Si sono spese pagine e pagine nel tentare di spiegare cosa sia il Tataratà: una danza, una lotta, un duello, un “corpo a corpo”, una sfida all’ultimo sangue…

Il Tataratà è una danza, un intreccio di corpi, un sussulto collettivo, uno sfogo ferace. Il Tataratà è un “unicum”, ce l’abbiamo solo ed esclusivamente noi, Casteltermini.

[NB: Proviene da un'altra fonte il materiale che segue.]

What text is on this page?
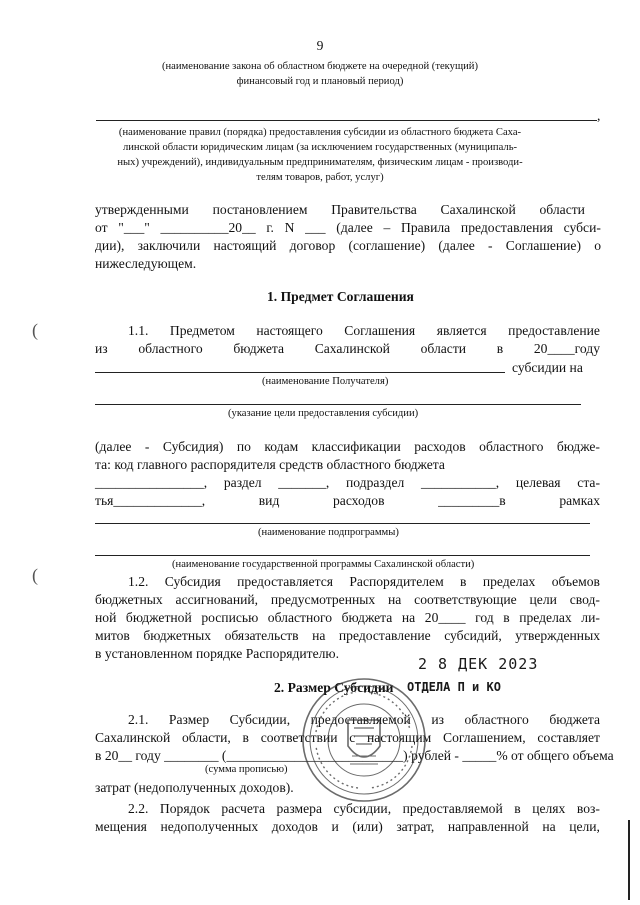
9
(наименование закона об областном бюджете на очередной (текущий)
финансовый год и плановый период)
,
(наименование правил (порядка) предоставления субсидии из областного бюджета Саха-
линской области юридическим лицам (за исключением государственных (муниципаль-
ных) учреждений), индивидуальным предпринимателям, физическим лицам - производи-
телям товаров, работ, услуг)
утвержденными постановлением Правительства Сахалинской области
от "___" __________20__ г. N ___ (далее – Правила предоставления субси-
дии), заключили настоящий договор (соглашение) (далее - Соглашение) о
нижеследующем.
1. Предмет Соглашения
(	1.1. Предметом настоящего Соглашения является предоставление
из областного бюджета Сахалинской области в 20____году
субсидии на
(наименование Получателя)
(указание цели предоставления субсидии)
(далее - Субсидия) по кодам классификации расходов областного бюдже-
та: код главного распорядителя средств областного бюджета
________________, раздел _______, подраздел ___________, целевая ста-
тья_____________,	вид	расходов	_________в	рамках
(наименование подпрограммы)
(наименование государственной программы Сахалинской области)
(	1.2. Субсидия предоставляется Распорядителем в пределах объемов
бюджетных ассигнований, предусмотренных на соответствующие цели свод-
ной бюджетной росписью областного бюджета на 20____ год в пределах ли-
митов бюджетных обязательств на предоставление субсидий, утвержденных
в установленном порядке Распорядителю.
2. Размер Субсидии
2.1. Размер Субсидии, предоставляемой из областного бюджета
Сахалинской области, в соответствии с настоящим Соглашением, составляет
в 20__ году ________ (__________________________) рублей - _____% от общего объема
(сумма прописью)
затрат (недополученных доходов).
2.2. Порядок расчета размера субсидии, предоставляемой в целях воз-
мещения недополученных доходов и (или) затрат, направленной на цели,
2 8 ДЕК 2023
ОТДЕЛА П и КО
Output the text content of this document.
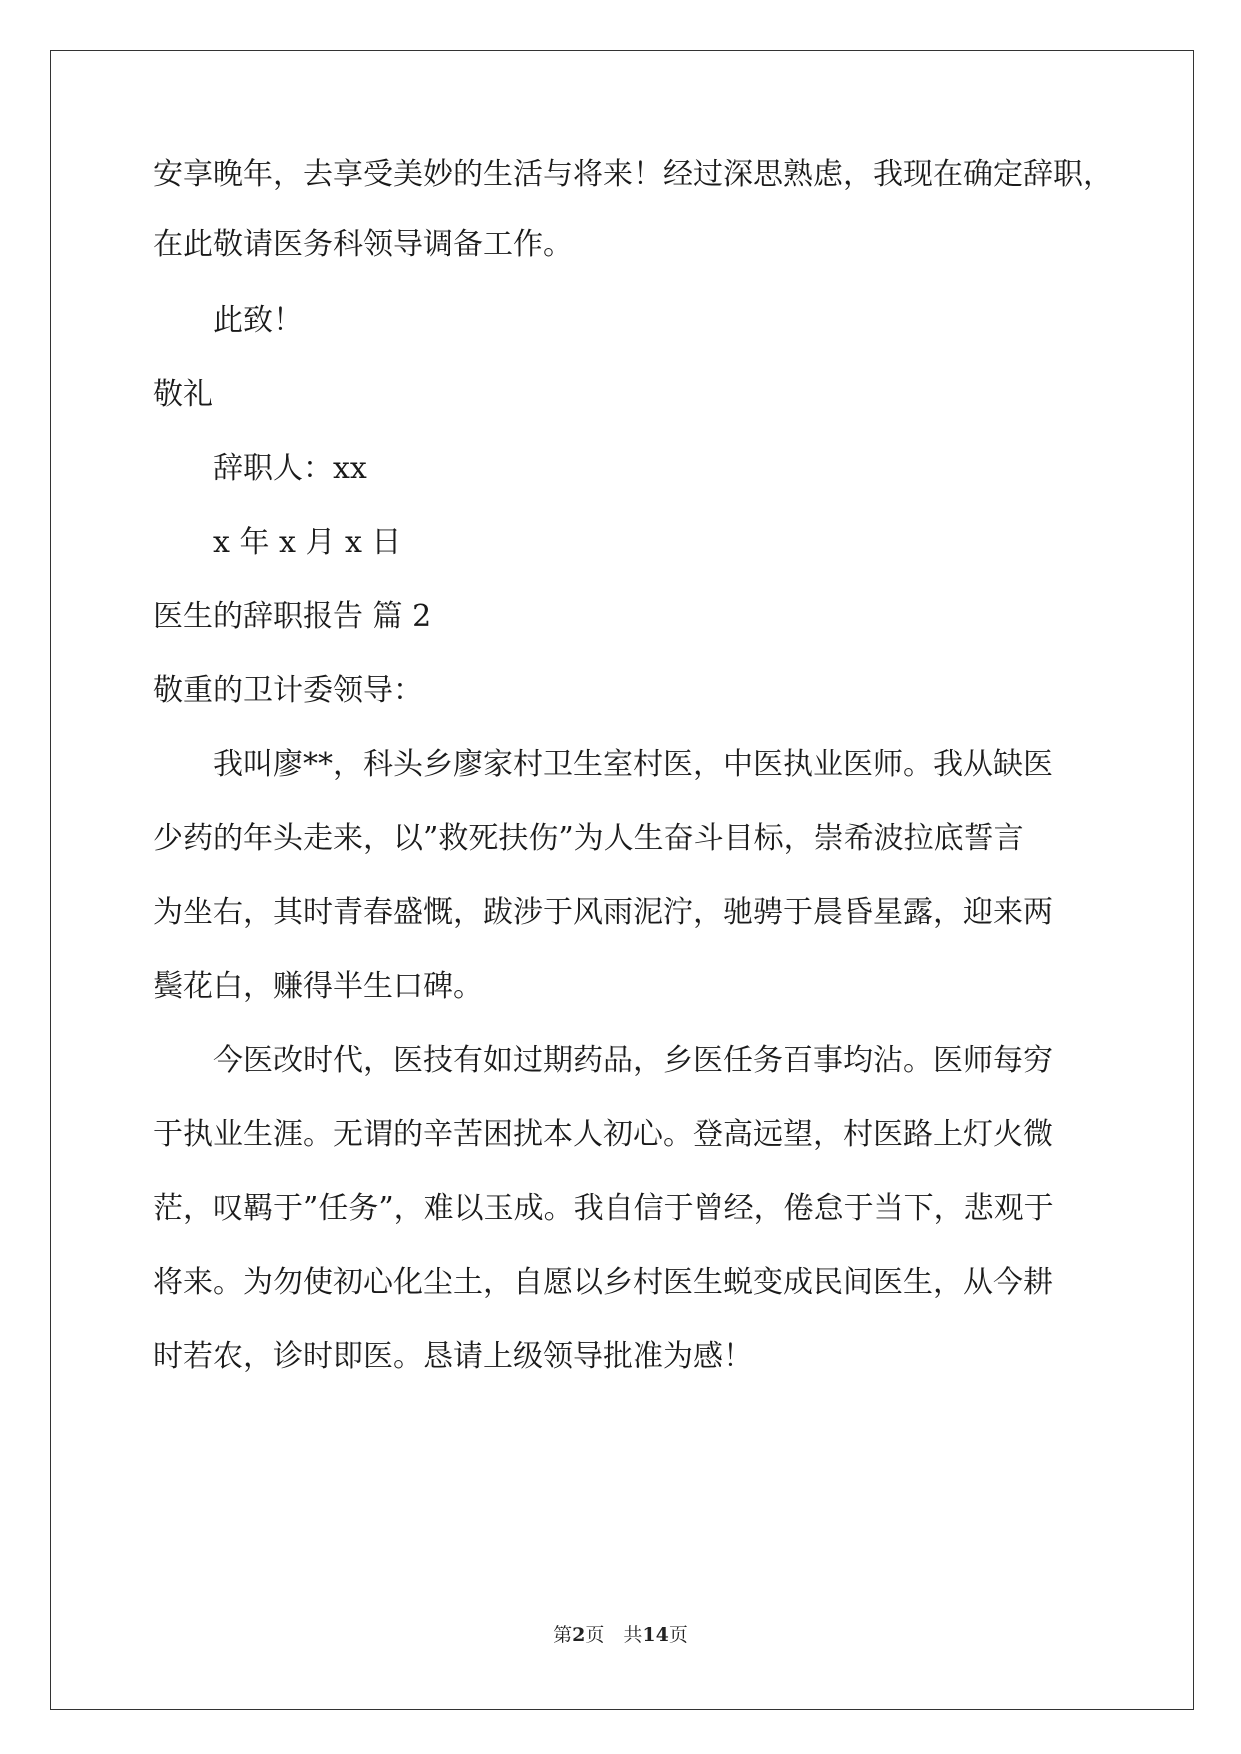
安享晚年，去享受美妙的生活与将来！经过深思熟虑，我现在确定辞职，

在此敬请医务科领导调备工作。

此致！

敬礼

辞职人：xx

x 年 x 月 x 日

医生的辞职报告 篇 2

敬重的卫计委领导：

我叫廖**，科头乡廖家村卫生室村医，中医执业医师。我从缺医

少药的年头走来，以”救死扶伤”为人生奋斗目标，崇希波拉底誓言

为坐右，其时青春盛慨，跋涉于风雨泥泞，驰骋于晨昏星露，迎来两

鬓花白，赚得半生口碑。

今医改时代，医技有如过期药品，乡医任务百事均沾。医师每穷

于执业生涯。无谓的辛苦困扰本人初心。登高远望，村医路上灯火微

茫，叹羁于”任务”，难以玉成。我自信于曾经，倦怠于当下，悲观于

将来。为勿使初心化尘土，自愿以乡村医生蜕变成民间医生，从今耕

时若农，诊时即医。恳请上级领导批准为感！

第2页　共14页
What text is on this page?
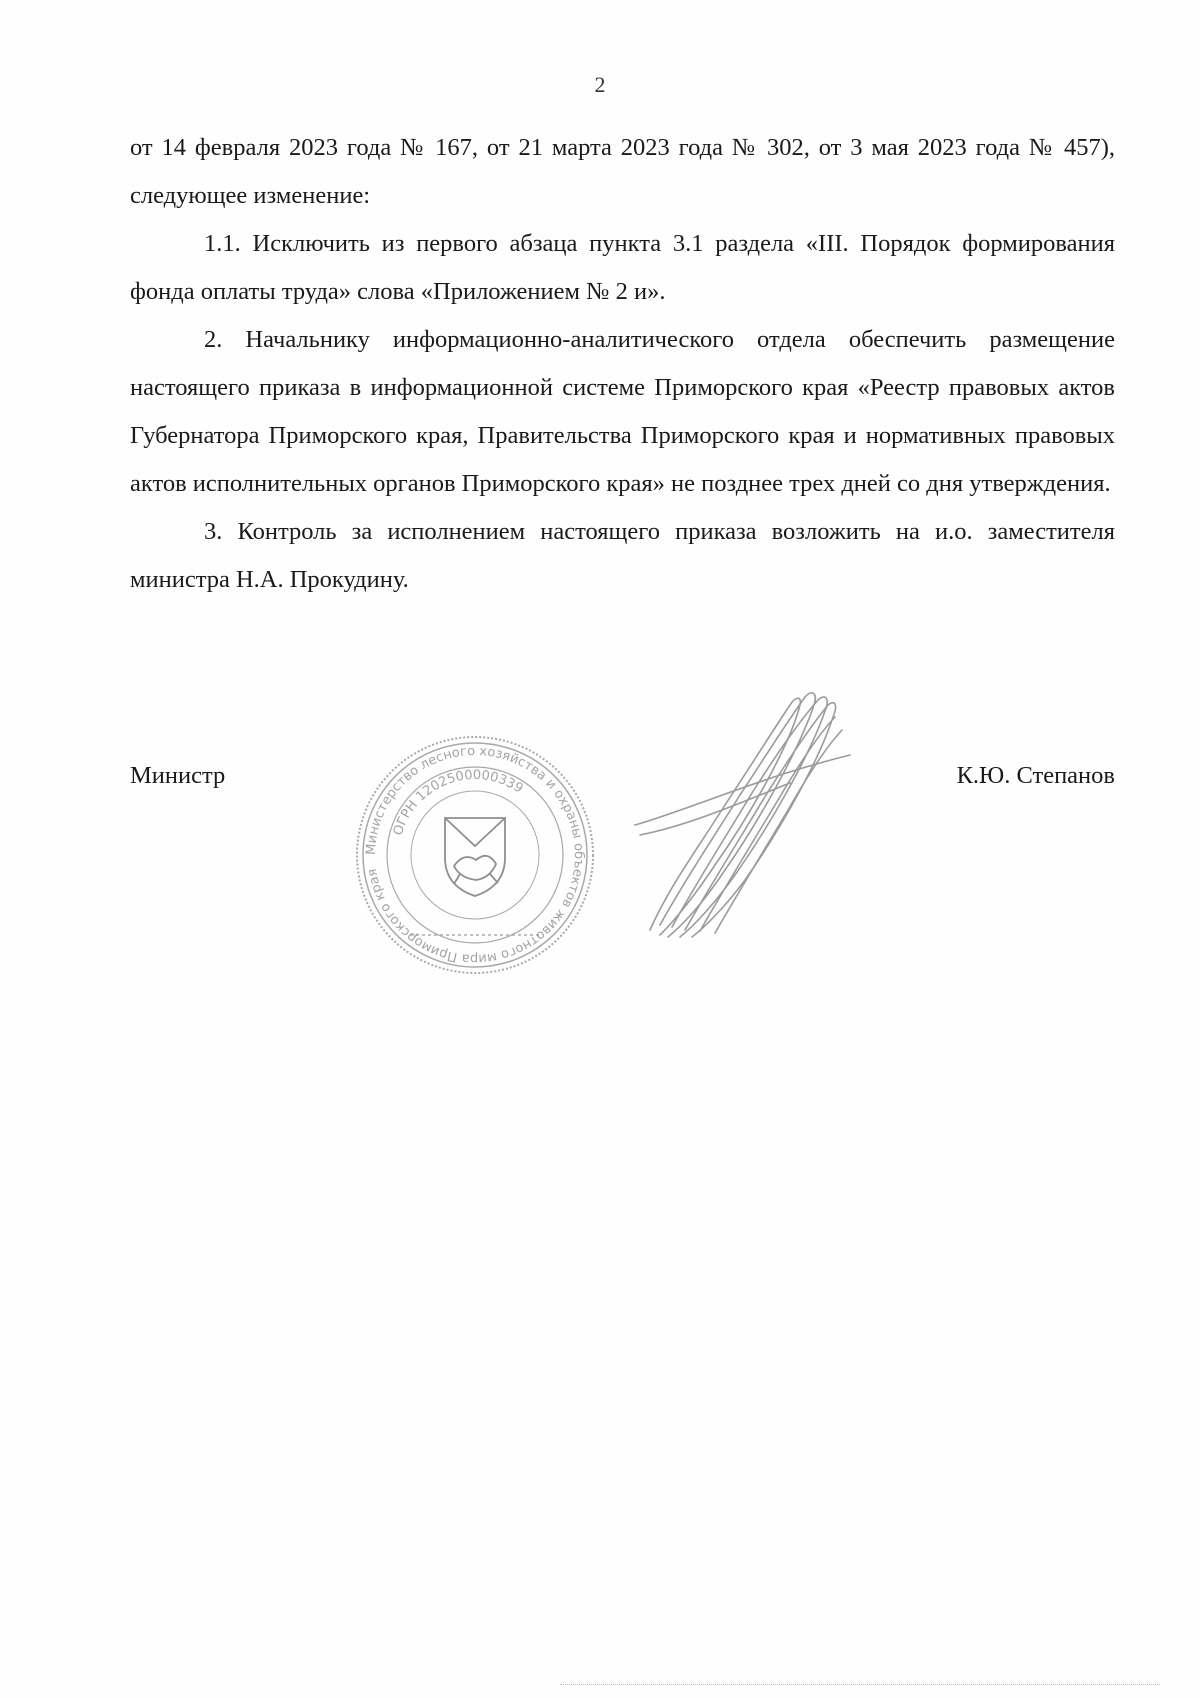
2

от 14 февраля 2023 года № 167, от 21 марта 2023 года № 302, от 3 мая 2023 года № 457), следующее изменение:

1.1. Исключить из первого абзаца пункта 3.1 раздела «III. Порядок формирования фонда оплаты труда» слова «Приложением № 2 и».

2. Начальнику информационно-аналитического отдела обеспечить размещение настоящего приказа в информационной системе Приморского края «Реестр правовых актов Губернатора Приморского края, Правительства Приморского края и нормативных правовых актов исполнительных органов Приморского края» не позднее трех дней со дня утверждения.

3. Контроль за исполнением настоящего приказа возложить на и.о. заместителя министра Н.А. Прокудину.

Министр	К.Ю. Степанов
Министерство лесного хозяйства и охраны объектов животного мира Приморского края
ОГРН 1202500000339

E, come tante altre belle tradizioni che perdurano nel tempo, anche il Tataratà non deve svanire nel nulla. Sarebbe la perdita di un preziosissimo tesoro, che va custodito e tutelato nel tempo. Ecco cosa stanno facendo i miei amici, stanno donando la chiave di questo tesoro ai propri figli, una chiave da tenere sempre a portata di mano, perché il Tataratà deve rimanere nelle mani di tutti i castelterminesi.

Le nostre tradizioni, la nostra identità, il nostro grazie passano ora nelle mani dei piccoli duellanti che hanno ereditato dai loro padri l’amore e la dedizione per la nostra Croce e l’allegria, la destrezza, la passione per il Tataratà, nostro vanto nel mondo!